Pourquoi avez-vous choisi la ville d’Aubervilliers pour les photographies ?

V : C’est la ville où je vis et qui a inspiré le texte. C'est une ville très bétonnée, voire dure le jour, du fait de l'absence de verdure. Se saisir de sa réalité et en faire autre chose dans les mots et les images est une manière d'offrir à chacun·e une porte ouverte, un imaginaire pour rêver la ville autrement. Surtout qu'à Aubervilliers, il y a la superbe cité-jardin de la Maladrerie où l'on peut croiser des hérons, des chauves-souris… Bref, il ne faut pas grand-chose pour faire revenir la nature, pour transformer notre regard et peut-être faire des villes différentes.

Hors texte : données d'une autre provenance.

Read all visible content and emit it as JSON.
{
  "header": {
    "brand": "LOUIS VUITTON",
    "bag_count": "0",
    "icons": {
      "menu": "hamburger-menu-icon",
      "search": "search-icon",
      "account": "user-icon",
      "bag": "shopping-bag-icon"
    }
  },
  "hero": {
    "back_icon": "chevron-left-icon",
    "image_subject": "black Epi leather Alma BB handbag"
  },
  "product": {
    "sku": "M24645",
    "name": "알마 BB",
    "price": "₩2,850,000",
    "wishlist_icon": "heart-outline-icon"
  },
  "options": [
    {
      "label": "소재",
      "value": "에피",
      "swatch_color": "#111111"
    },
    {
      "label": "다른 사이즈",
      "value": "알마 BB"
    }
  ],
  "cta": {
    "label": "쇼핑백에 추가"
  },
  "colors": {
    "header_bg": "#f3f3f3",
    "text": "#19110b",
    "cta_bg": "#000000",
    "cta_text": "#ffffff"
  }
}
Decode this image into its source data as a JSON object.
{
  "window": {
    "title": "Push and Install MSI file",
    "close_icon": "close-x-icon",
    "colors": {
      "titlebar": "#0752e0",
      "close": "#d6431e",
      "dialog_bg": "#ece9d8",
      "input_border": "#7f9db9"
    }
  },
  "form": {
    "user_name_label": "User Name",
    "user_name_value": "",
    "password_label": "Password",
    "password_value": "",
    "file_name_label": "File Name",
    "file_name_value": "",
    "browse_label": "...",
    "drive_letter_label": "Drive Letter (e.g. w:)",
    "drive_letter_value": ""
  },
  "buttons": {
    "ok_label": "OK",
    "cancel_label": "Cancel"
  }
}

L : Après avoir pris la décision d’utiliser le cyanotype, j’avais besoin de collecter des matériaux photographiques. J’ai donc demandé à Viviane de m’emmener en visite guidée pour pouvoir prendre des photos. Elle m’a montré certains de ses endroits préférés dans la ville, où la nature est très présente. J’y suis ensuite retournée plusieurs fois prendre les photos qu’il me manquait pour finir mes images.

 

Dans La nuit les songes, il n’y a pas de personnage. Pourquoi ce choix d’un narrateur invisible ?

L : C’est une question qui nous a occupées tout au long de la création ! Faut-il faire apparaître un personnage dans les images ? Les lecteurs et lectrices en auront-ils besoin ? J’avais cette question en tête pendant tout le projet. Pourtant, en créant les images, je n’y mettais aucun personnage, invitant plutôt à l’immersion et à la contemplation qu’à l’identification, pour inviter les lecteurs et les lectrices à faire eux-mêmes cette promenade.

V : Je ne dirais pas qu'il n'y a pas du tout de personnage : il y a bien un regard qui se pose sur le monde, sans que cette personne ne soit précisément identifiée. Peut-être parce que c'est un livre qui est apparenté au rêve, où on est à la fois celui ou celle qui voit, mais aussi les choses vues. 

Nous sommes notre propre spectacle intérieur. Il y a peut-être aussi l'idée d'écrire un texte légèrement moins centré sur l'humain, que la voix qui s'élève devienne accueillante à plein d'autres êtres : animaux, végétaux, architecture, cosmos…

À la lecture du texte, apparaît un « je » qui peut sembler surprenant. Qui est-il ?

V : Ce « je », c'est un peu nous, mais pas seulement. C'est aussi tout ce que, dans notre « je » diurne, nous ne voyons pas ou nous refoulons : la part des rêves, de l'imaginaire, mais aussi les odeurs, les bruissements. Ce « je » peut donc accueillir une part plus sensible de nous-mêmes. Il permet de faire surgir toutes ces choses qu'on ne convoque pas d'ordinaire.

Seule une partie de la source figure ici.